Loretta's comment makes me wonder if she herself was a tall, striking bimbo in her youth when Leroy first met her and that it was the decades of unrelenting bitterness and regret over marrying Leroy that warped her into the stocky block of spite she is today. It would explain why Leroy would have initially approached her and her overly suspicious and hostile attitudes towards bimbos today. The same could have gone for Leroy; in the bloom of his youth he may have been some chiseled Adonis with a head full of hair before marriage robbed him of his dashing looks. That would really add a fascinatingly tragic undercurrent to everything. Loretta goes up 1-0.
It looks like Leroy is employing a sort of preemptive "you can't fire me, I quit" approach to his most recent argument with Loretta.
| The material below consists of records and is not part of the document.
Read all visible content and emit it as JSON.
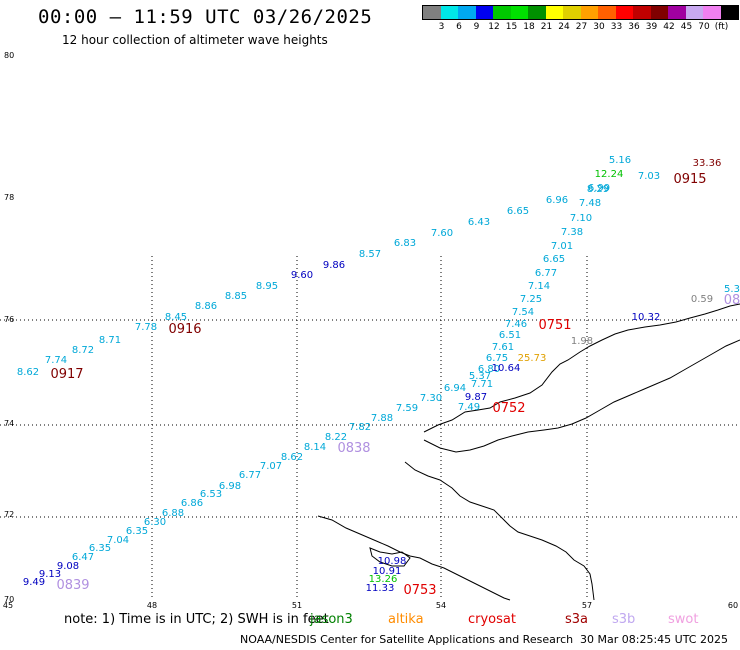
{
  "header": {
    "title": "00:00 – 11:59 UTC 03/26/2025",
    "subtitle": "12 hour collection of altimeter wave heights"
  },
  "scale": {
    "unit": "(ft)",
    "colors": [
      "#808080",
      "#00e8e8",
      "#00a8f0",
      "#0000f0",
      "#00c800",
      "#00e000",
      "#009000",
      "#ffff00",
      "#e0d000",
      "#ffa000",
      "#ff6000",
      "#ff0000",
      "#c00000",
      "#800000",
      "#a000a0",
      "#c8a8f0",
      "#f080f0",
      "#000000"
    ],
    "labels": [
      "3",
      "6",
      "9",
      "12",
      "15",
      "18",
      "21",
      "24",
      "27",
      "30",
      "33",
      "36",
      "39",
      "42",
      "45",
      "70"
    ]
  },
  "axes": {
    "y_labels": [
      "80",
      "78",
      "76",
      "74",
      "72",
      "70"
    ],
    "x_labels": [
      "45",
      "48",
      "51",
      "54",
      "57",
      "60"
    ]
  },
  "tracks": [
    {
      "color": "#00a8d8",
      "value": "8.62"
    },
    {
      "color": "#00a8d8",
      "value": "7.74"
    },
    {
      "color": "#00a8d8",
      "value": "8.72"
    },
    {
      "color": "#00a8d8",
      "value": "8.71"
    },
    {
      "color": "#00a8d8",
      "value": "7.78"
    },
    {
      "color": "#00a8d8",
      "value": "8.45"
    },
    {
      "color": "#00a8d8",
      "value": "8.86"
    },
    {
      "color": "#00a8d8",
      "value": "8.85"
    },
    {
      "color": "#00a8d8",
      "value": "8.95"
    },
    {
      "color": "#0000c0",
      "value": "9.60"
    },
    {
      "color": "#0000c0",
      "value": "9.86"
    },
    {
      "color": "#00a8d8",
      "value": "8.57"
    },
    {
      "color": "#00a8d8",
      "value": "6.83"
    },
    {
      "color": "#00a8d8",
      "value": "7.60"
    },
    {
      "color": "#00a8d8",
      "value": "6.43"
    },
    {
      "color": "#00a8d8",
      "value": "6.65"
    },
    {
      "color": "#00a8d8",
      "value": "6.96"
    },
    {
      "color": "#00a8d8",
      "value": "5.16"
    },
    {
      "color": "#00a8d8",
      "value": "7.03"
    },
    {
      "color": "#00a8d8",
      "value": "7.48"
    },
    {
      "color": "#00a8d8",
      "value": "6.99"
    },
    {
      "color": "#00a8d8",
      "value": "7.10"
    },
    {
      "color": "#00a8d8",
      "value": "7.38"
    },
    {
      "color": "#00a8d8",
      "value": "7.01"
    },
    {
      "color": "#00a8d8",
      "value": "6.65"
    },
    {
      "color": "#00a8d8",
      "value": "6.77"
    },
    {
      "color": "#00a8d8",
      "value": "7.14"
    },
    {
      "color": "#00a8d8",
      "value": "7.25"
    },
    {
      "color": "#00a8d8",
      "value": "7.54"
    },
    {
      "color": "#00a8d8",
      "value": "7.46"
    },
    {
      "color": "#00a8d8",
      "value": "6.51"
    },
    {
      "color": "#00a8d8",
      "value": "7.61"
    },
    {
      "color": "#00a8d8",
      "value": "6.75"
    },
    {
      "color": "#00a8d8",
      "value": "6.80"
    },
    {
      "color": "#00a8d8",
      "value": "5.37"
    },
    {
      "color": "#00a8d8",
      "value": "7.71"
    },
    {
      "color": "#00a8d8",
      "value": "6.94"
    },
    {
      "color": "#00a8d8",
      "value": "7.30"
    },
    {
      "color": "#00a8d8",
      "value": "7.49"
    },
    {
      "color": "#00a8d8",
      "value": "7.59"
    },
    {
      "color": "#00a8d8",
      "value": "7.88"
    },
    {
      "color": "#00a8d8",
      "value": "7.82"
    },
    {
      "color": "#00a8d8",
      "value": "8.14"
    },
    {
      "color": "#00a8d8",
      "value": "8.62"
    },
    {
      "color": "#00a8d8",
      "value": "7.07"
    },
    {
      "color": "#00a8d8",
      "value": "6.77"
    },
    {
      "color": "#00a8d8",
      "value": "6.98"
    },
    {
      "color": "#00a8d8",
      "value": "6.53"
    },
    {
      "color": "#00a8d8",
      "value": "6.86"
    },
    {
      "color": "#00a8d8",
      "value": "6.88"
    },
    {
      "color": "#00a8d8",
      "value": "6.30"
    },
    {
      "color": "#00a8d8",
      "value": "6.35"
    },
    {
      "color": "#00a8d8",
      "value": "7.04"
    },
    {
      "color": "#00a8d8",
      "value": "6.35"
    },
    {
      "color": "#00a8d8",
      "value": "6.47"
    },
    {
      "color": "#0000c0",
      "value": "9.08"
    },
    {
      "color": "#0000c0",
      "value": "9.13"
    },
    {
      "color": "#0000c0",
      "value": "9.49"
    },
    {
      "color": "#0000c0",
      "value": "10.64"
    },
    {
      "color": "#0000c0",
      "value": "9.87"
    },
    {
      "color": "#0000c0",
      "value": "10.32"
    },
    {
      "color": "#0000c0",
      "value": "10.98"
    },
    {
      "color": "#0000c0",
      "value": "10.91"
    },
    {
      "color": "#0000c0",
      "value": "11.33"
    },
    {
      "color": "#00c000",
      "value": "12.24"
    },
    {
      "color": "#00c000",
      "value": "13.26"
    },
    {
      "color": "#e0a000",
      "value": "25.73"
    },
    {
      "color": "#800000",
      "value": "33.36"
    },
    {
      "color": "#808080",
      "value": "1.98"
    },
    {
      "color": "#808080",
      "value": "0.59"
    },
    {
      "color": "#00a8d8",
      "value": "5.3"
    },
    {
      "color": "#00a8d8",
      "value": "8.29"
    },
    {
      "color": "#00a8d8",
      "value": "8.22"
    }
  ],
  "pass_times": [
    {
      "color": "#800000",
      "value": "0917"
    },
    {
      "color": "#800000",
      "value": "0916"
    },
    {
      "color": "#800000",
      "value": "0915"
    },
    {
      "color": "#e00000",
      "value": "0751"
    },
    {
      "color": "#e00000",
      "value": "0752"
    },
    {
      "color": "#e00000",
      "value": "0753"
    },
    {
      "color": "#b090e0",
      "value": "0838"
    },
    {
      "color": "#b090e0",
      "value": "0839"
    },
    {
      "color": "#b090e0",
      "value": "08"
    }
  ],
  "footer": {
    "note": "note:  1) Time is in UTC;  2) SWH is in feet",
    "legend": [
      {
        "label": "jason3",
        "color": "#008000"
      },
      {
        "label": "altika",
        "color": "#ff8c00"
      },
      {
        "label": "cryosat",
        "color": "#e00000"
      },
      {
        "label": "s3a",
        "color": "#a00000"
      },
      {
        "label": "s3b",
        "color": "#c0a8f0"
      },
      {
        "label": "swot",
        "color": "#f0a0e0"
      }
    ],
    "credit": "NOAA/NESDIS Center for Satellite Applications and Research",
    "timestamp": "30 Mar 08:25:45 UTC 2025"
  }
}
I would question whether his course of action is actually effective, but the unhappy look on Loretta's face seems to prove it worked. It was a pretty clever gambit by Leroy. Given prior history, it was likely that he was going to lose any sort of verbal argument with Loretta so he decided to accept defeat in a way that preserved his pride and actually gave him the victory. Leroy ties things up 1-1.
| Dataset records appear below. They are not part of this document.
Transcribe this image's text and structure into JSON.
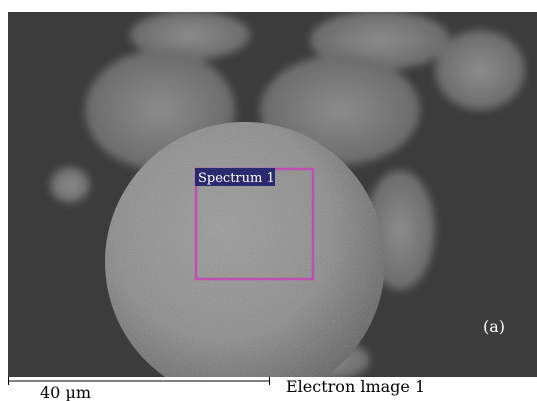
{
  "image": {
    "annotation": "Spectrum 1",
    "panel_label": "(a)"
  },
  "footer": {
    "scale_label": "40 µm",
    "caption": "Electron lmage 1"
  }
}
There are many ways to read Loretta's comment that Leroy has been "idling kind of rough lately", each more unspeakably awful than the last. I'm not even going to venture describing potential disgusting scenarios, but I'm sure they all involve miscellaneous bodily sounds. I also hope against hope that none of this rough idling is related in anyway to sexual health issues. Why do Leroy and the good doctor even let Loretta into the examination room all the time? They know they'll just be getting nothing but insults. Loretta earns the point, 2-1.
A quick and easy Sunday morning score by Leroy; and he didn't even have to get out of his pajamas or finish breakfast yet! If there was anyone who would find a way to incorporate buckshot into a stack of pancakes, it would be Loretta. I guess that'll be the last time Loretta opts for healthier, gluten free options at the breakfast table. I get a sense that the fourth panel of the Sunday Showdown is often the place where Leroy earns his bread and butter points making fun of Loretta's cooking. If only he had similar luck in the other panels. Leroy ties things up 2-2 as we head to the fifth and deciding panel.
I am quite disturbed by Leroy's bizarre affection towards kitschy clown paintings and figurines. He must really be into them to be able to put up with the constant barrage of criticism by Loretta. Along with clowns, the talking bass and the dogs playing poker reproduction shows that Leroy has an impressively strong and well defined sense of the camp aesthetic, whether this sense of camp is "naive camp" or "deliberate camp", as defined by Susan Sontag in "Notes on "Camp"" is up for debate. What isn't up for debate however is Loretta's victory in yet another Sunday Showdown, as she squeaks out a close 3-2 win.